The Department for Work and Pensions (DWP) announced yesterday (18 December) that is making changes to the age for auto-enrolment of workers into workplace pension schemes from 22 to 18-years-old, and changing the way pension contributions are calculated.
A solution to include self-employed workers in workplace pensions, however, was postponed, since the government wants to test possible solutions and legislate on this by 2022.
Mr Field said: “Auto-enrolment was a bold leap by the government which has been hugely successful in getting millions of people to start saving in pensions.
“But this review shows none of that boldness in announcing a few minor tweaks and tentative pilot schemes.”
Introduced in 2012, auto-enrolment has now reached nine million people, with opt-out rates of less than 10 per cent.
Mr Field added: “The analysis accompanying the report shows 12m people are under-saving for retirement, including a growing army of the self-employed.
“It is time for the Government to revert to bold type in building on its past successes.”
According to David Gauke, secretary of state for work and pensions, the current “government has rebuilt the UK’s savings culture”.
He said: “For an entire generation of people, workplace pension saving is the new normal.

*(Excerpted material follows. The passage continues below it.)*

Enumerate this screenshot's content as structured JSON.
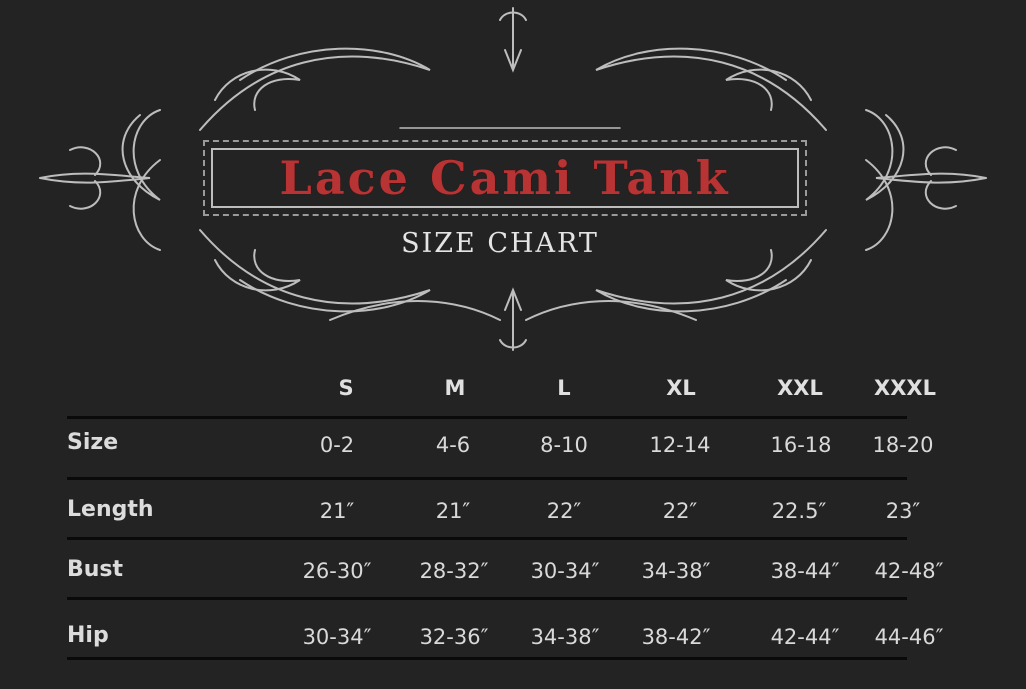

And my mission now is to make sure the next generation of younger workers have the same opportunities.”
According to the auto-enrolment report, the under-savers represent 38 per cent of the working age population.
The DWP said, however, that taking account the planned increases in auto-enrolment contribution rates, some 5.7m are ‘mild under-savers’.
It added: “If automatic enrolment had not been introduced, an additional 2m individuals would now be under-saving.”
Currently the auto-enrolment minimum total contribution is 2 per cent - 1 per cent each from the employee and employer.
From April 2018, the minimum total contribution will increase to 5 per cent, with the employee paying 3 per cent.
One year later, it will increase again to 8 per cent, with the worker paying 5 per cent.
Looking at under-saving by income level, the vast majority of those individuals - around 10.4m (87 per cent) - earn more than £25,000 a year. Around 1.6m (13 per cent) earn below £25,000 a year.
In its own report on auto-enrolment, published in May 2016, the Work and Pensions select committee considered the government’s review to be an ideal opportunity for the DWP to consider how to build on the policy success.
It said: “The review should consider how to increase contributions beyond the statutory minimum of 8 per cent and how to bring more low-paid and self-employed people into auto-enrolment.”